In the Byzantine Rite, the people say LP and the priest then ‘caps’ it with the doxology, in a Trinitarian version (For thine is the kingdom, the power, and the glory, of the Father and of the Son and of the Holy Spirit, now and for ever and world without end). In the Roman Rite the doxology was originally unknown; LP was followed by an elaboration of its final clause (deliver us Lord, we beseech thee from all evils) known as the Embolism, and said by the priest alone.

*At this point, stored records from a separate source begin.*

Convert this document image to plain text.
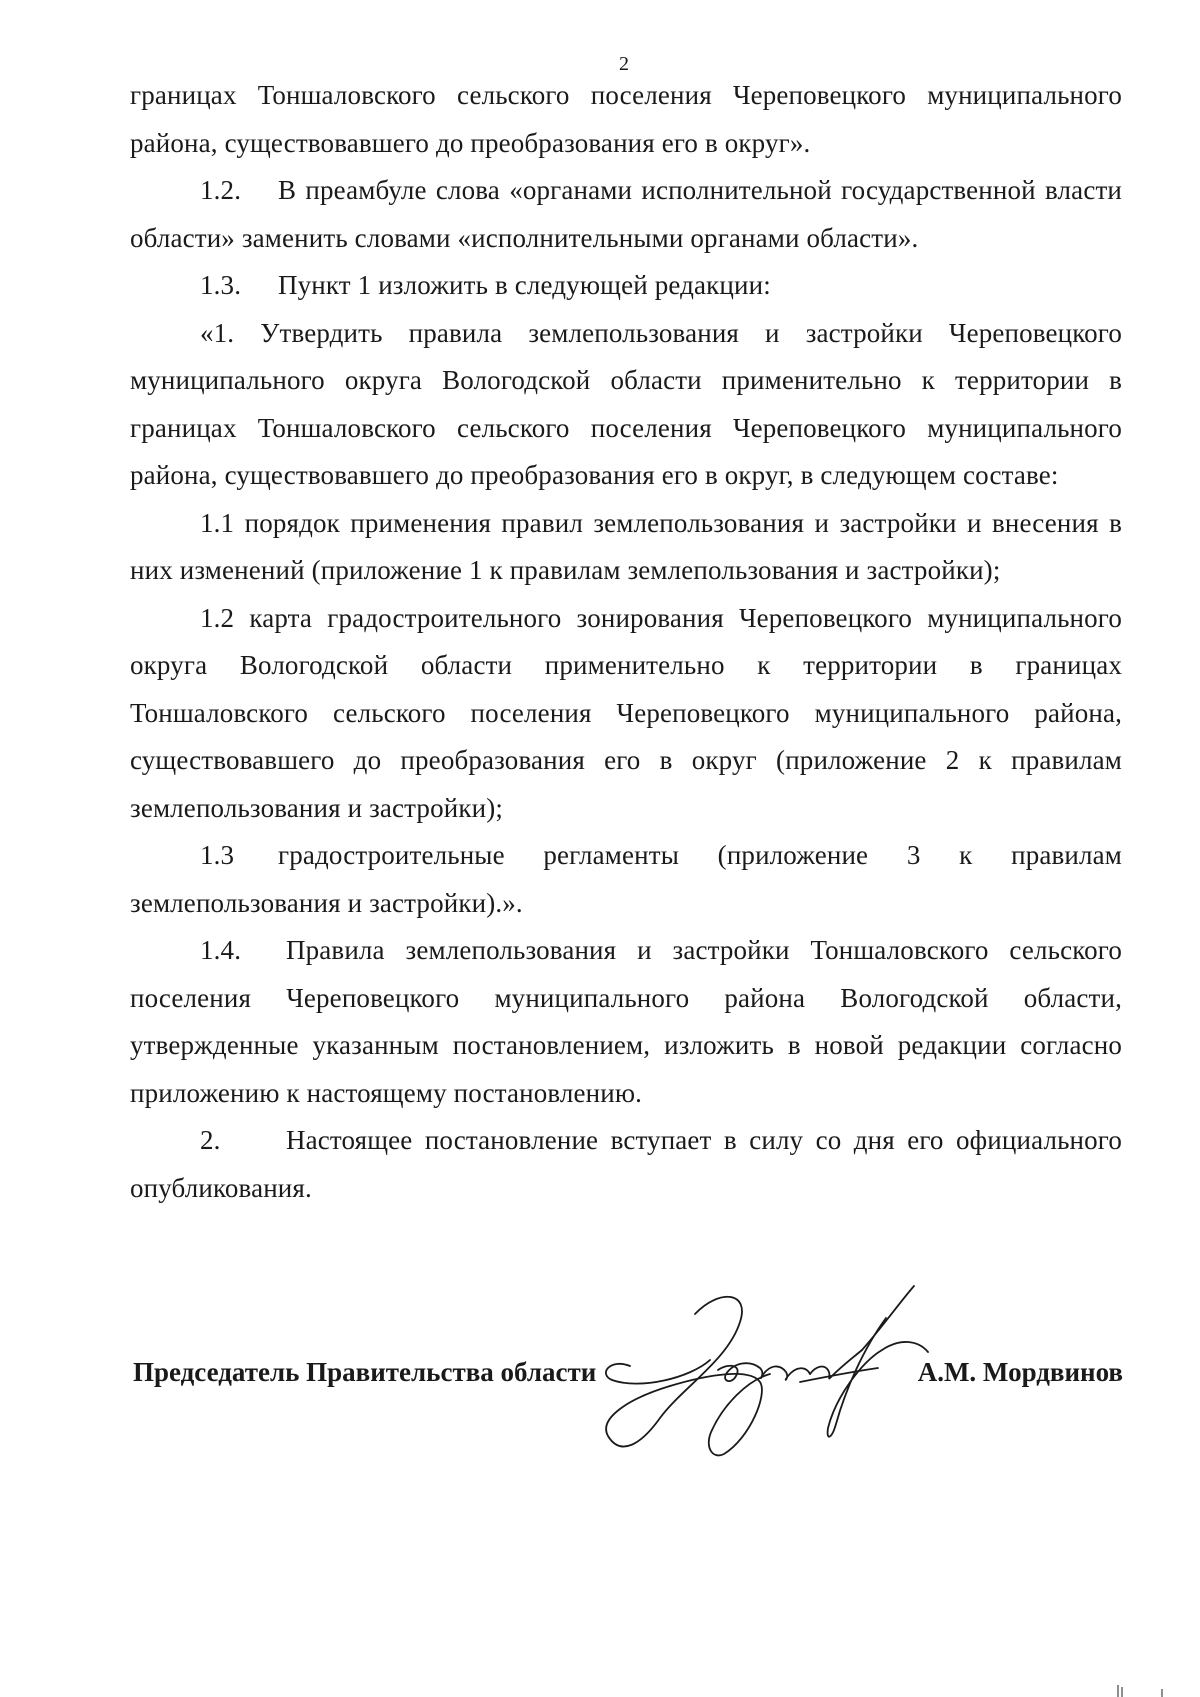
2

границах Тоншаловского сельского поселения Череповецкого муниципального района, существовавшего до преобразования его в округ».

1.2. В преамбуле слова «органами исполнительной государственной власти области» заменить словами «исполнительными органами области».

1.3. Пункт 1 изложить в следующей редакции:

«1. Утвердить правила землепользования и застройки Череповецкого муниципального округа Вологодской области применительно к территории в границах Тоншаловского сельского поселения Череповецкого муниципального района, существовавшего до преобразования его в округ, в следующем составе:

1.1 порядок применения правил землепользования и застройки и внесения в них изменений (приложение 1 к правилам землепользования и застройки);

1.2 карта градостроительного зонирования Череповецкого муниципального округа Вологодской области применительно к территории в границах Тоншаловского сельского поселения Череповецкого муниципального района, существовавшего до преобразования его в округ (приложение 2 к правилам землепользования и застройки);

1.3 градостроительные регламенты (приложение 3 к правилам землепользования и застройки).».

1.4. Правила землепользования и застройки Тоншаловского сельского поселения Череповецкого муниципального района Вологодской области, утвержденные указанным постановлением, изложить в новой редакции согласно приложению к настоящему постановлению.

2. Настоящее постановление вступает в силу со дня его официального опубликования.

Председатель Правительства области	А.М. Мордвинов
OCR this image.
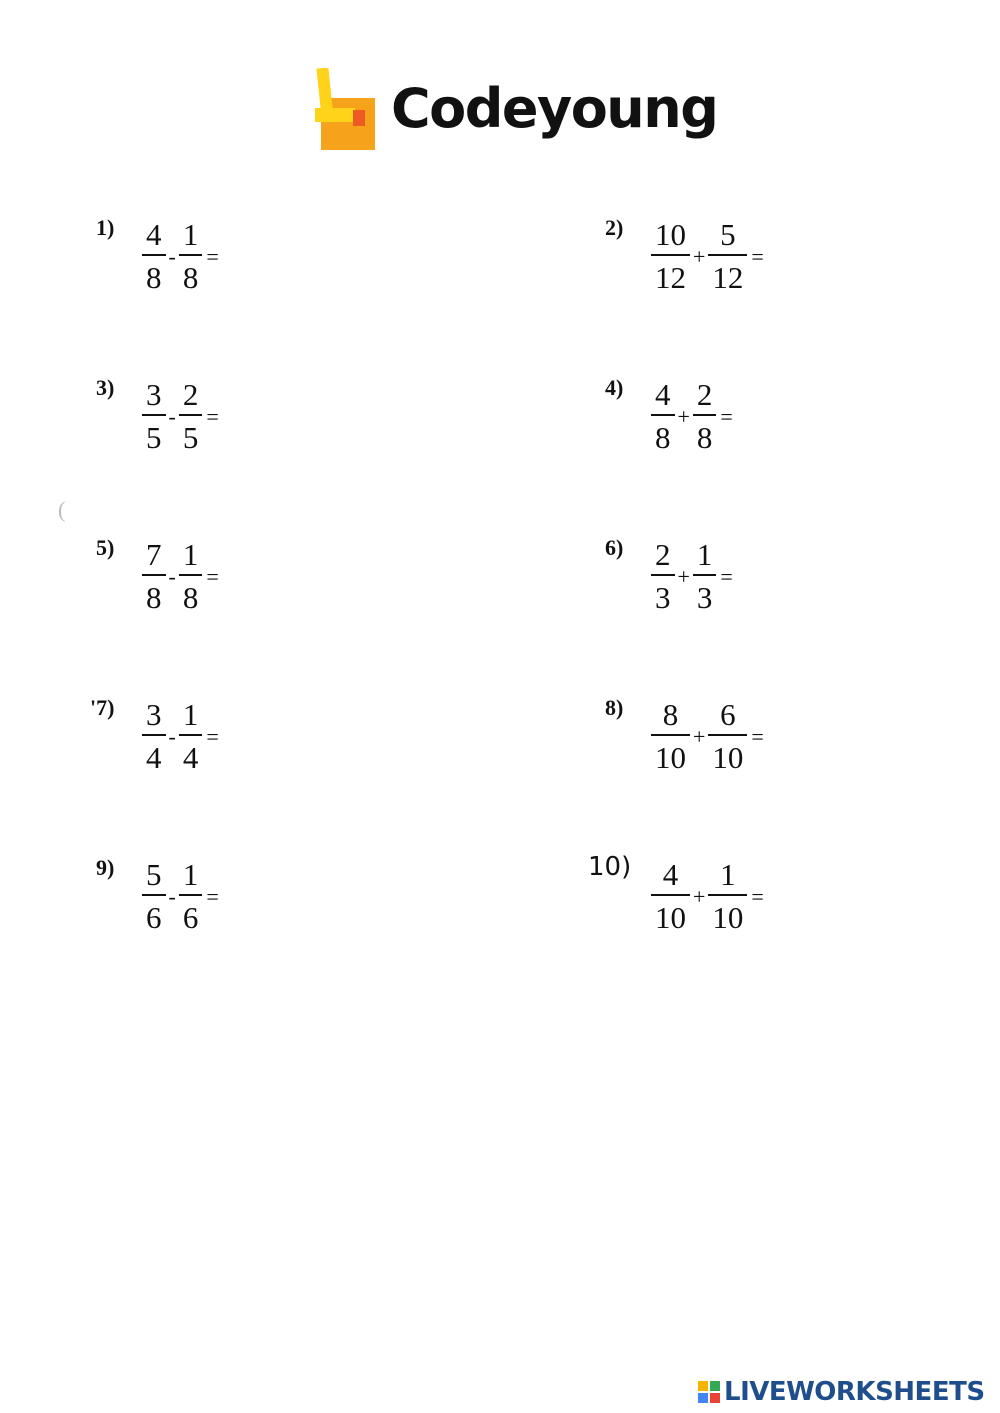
Codeyoung
(
$1) \frac{4}{8} - \frac{1}{8}$ =
$2) \frac{10}{12} + \frac{5}{12}$ =
$3) \frac{3}{5} - \frac{2}{5}$ =
$4) \frac{4}{8} + \frac{2}{8}$ =
$5) \frac{7}{8} - \frac{1}{8}$ =
$6) \frac{2}{3} + \frac{1}{3}$ =
'$7) \frac{3}{4} - \frac{1}{4}$ =
$8) \frac{8}{10} + \frac{6}{10}$ =
$9) \frac{5}{6} - \frac{1}{6}$ =
$10) \frac{4}{10} + \frac{1}{10}$ =
LIVEWORKSHEETS
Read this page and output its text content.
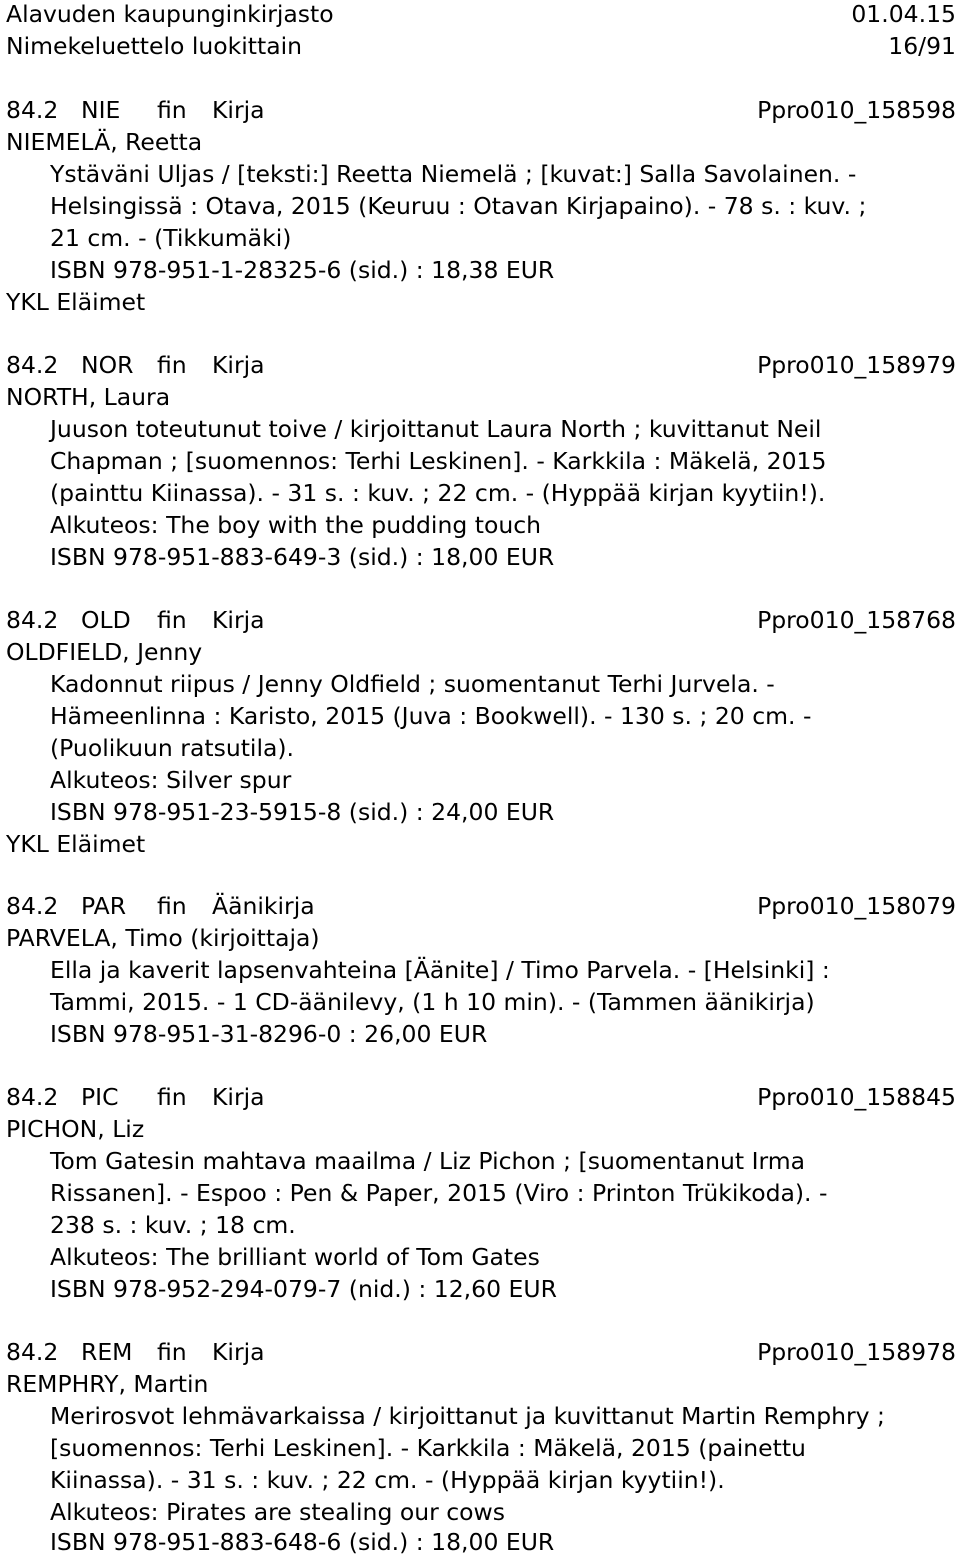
Alavuden kaupunginkirjasto	01.04.15
Nimekeluettelo luokittain	16/91
84.2 NIE fin Kirja	Ppro010_158598
NIEMELÄ, Reetta
Ystäväni Uljas / [teksti:] Reetta Niemelä ; [kuvat:] Salla Savolainen. -
Helsingissä : Otava, 2015 (Keuruu : Otavan Kirjapaino). - 78 s. : kuv. ;
21 cm. - (Tikkumäki)
ISBN 978-951-1-28325-6 (sid.) : 18,38 EUR
YKL Eläimet
84.2 NOR fin Kirja	Ppro010_158979
NORTH, Laura
Juuson toteutunut toive / kirjoittanut Laura North ; kuvittanut Neil
Chapman ; [suomennos: Terhi Leskinen]. - Karkkila : Mäkelä, 2015
(painttu Kiinassa). - 31 s. : kuv. ; 22 cm. - (Hyppää kirjan kyytiin!).
Alkuteos: The boy with the pudding touch
ISBN 978-951-883-649-3 (sid.) : 18,00 EUR
84.2 OLD fin Kirja	Ppro010_158768
OLDFIELD, Jenny
Kadonnut riipus / Jenny Oldfield ; suomentanut Terhi Jurvela. -
Hämeenlinna : Karisto, 2015 (Juva : Bookwell). - 130 s. ; 20 cm. -
(Puolikuun ratsutila).
Alkuteos: Silver spur
ISBN 978-951-23-5915-8 (sid.) : 24,00 EUR
YKL Eläimet
84.2 PAR fin Äänikirja	Ppro010_158079
PARVELA, Timo (kirjoittaja)
Ella ja kaverit lapsenvahteina [Äänite] / Timo Parvela. - [Helsinki] :
Tammi, 2015. - 1 CD-äänilevy, (1 h 10 min). - (Tammen äänikirja)
ISBN 978-951-31-8296-0 : 26,00 EUR
84.2 PIC fin Kirja	Ppro010_158845
PICHON, Liz
Tom Gatesin mahtava maailma / Liz Pichon ; [suomentanut Irma
Rissanen]. - Espoo : Pen & Paper, 2015 (Viro : Printon Trükikoda). -
238 s. : kuv. ; 18 cm.
Alkuteos: The brilliant world of Tom Gates
ISBN 978-952-294-079-7 (nid.) : 12,60 EUR
84.2 REM fin Kirja	Ppro010_158978
REMPHRY, Martin
Merirosvot lehmävarkaissa / kirjoittanut ja kuvittanut Martin Remphry ;
[suomennos: Terhi Leskinen]. - Karkkila : Mäkelä, 2015 (painettu
Kiinassa). - 31 s. : kuv. ; 22 cm. - (Hyppää kirjan kyytiin!).
Alkuteos: Pirates are stealing our cows
ISBN 978-951-883-648-6 (sid.) : 18,00 EUR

After Vatican II this prayer was abbreviated and eschatologized; and, at its conclusion, the people (not priest and people together) acclaim (ICEL gives a modern translation) the doxology. In BCP the shorter form of the LP is normal, although in services in which LP occurs twice, one of them is in the longer form. CW, curiously, flies in the face both of modern biblical scholarship and of liturgical tradition by wanting us to use the longer form, the one with the doxology, on all occasions.

John Hunwicke is the compiler of the ORDO.